Coding Week 1 Meeting
Attendees
- Anupam Ghosh
- Gaurav Mishra
- Vasudev
- Ayush Bharadwaj
- Shreya Singh
- Kaushlendra Pratap Singh
- Omar AbdelSamea
Discussions
- Get Started with Implementing the NER and POS tagging on a sample Copyright
- Implement NER and POS tagging on a larger dataset that was observed from Fossology itself.
- Look for and Relations that can be implemented and defined as our logical checks for Detection of False Positives.
- Use of Spacy/NLTK/Others
Week 1 Progress
- Spacy was decided to be used as the library prompt for NER and POS tagging. As it supports both the functionalities in other languages as well and it is very future proof.

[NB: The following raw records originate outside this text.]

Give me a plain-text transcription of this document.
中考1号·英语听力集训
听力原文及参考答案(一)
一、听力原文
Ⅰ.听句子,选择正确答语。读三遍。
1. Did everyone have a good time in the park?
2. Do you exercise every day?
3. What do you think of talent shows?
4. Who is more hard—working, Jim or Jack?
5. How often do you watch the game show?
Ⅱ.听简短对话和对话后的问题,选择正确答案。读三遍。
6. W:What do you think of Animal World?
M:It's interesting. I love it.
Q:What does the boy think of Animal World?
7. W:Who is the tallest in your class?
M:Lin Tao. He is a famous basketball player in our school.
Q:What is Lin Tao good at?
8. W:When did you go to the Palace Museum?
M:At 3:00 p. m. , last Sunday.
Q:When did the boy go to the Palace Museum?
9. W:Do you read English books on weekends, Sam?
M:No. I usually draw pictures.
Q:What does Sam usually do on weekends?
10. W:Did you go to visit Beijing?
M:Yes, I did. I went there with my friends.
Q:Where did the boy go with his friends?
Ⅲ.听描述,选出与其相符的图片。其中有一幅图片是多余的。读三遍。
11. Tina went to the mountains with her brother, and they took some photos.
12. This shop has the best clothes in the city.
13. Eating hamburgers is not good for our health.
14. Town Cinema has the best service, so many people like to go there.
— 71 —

- NER and POS Tagging pre-trained models were set up and implemented on test copyright statements.
- Set up fossology and gathered a Synthetic dataset by using pre-existed Copyright Agent, which helped us give a dataset with all four quadrants of the prediction.
- Codebase has been written in such a way that can help in comparing and finding the relations
- Wiki has been Updated
The Collaboratory Gist can be visited.
Conclusion and Further Plans
Implementation of POS tagging and NER was planned for next few weeks.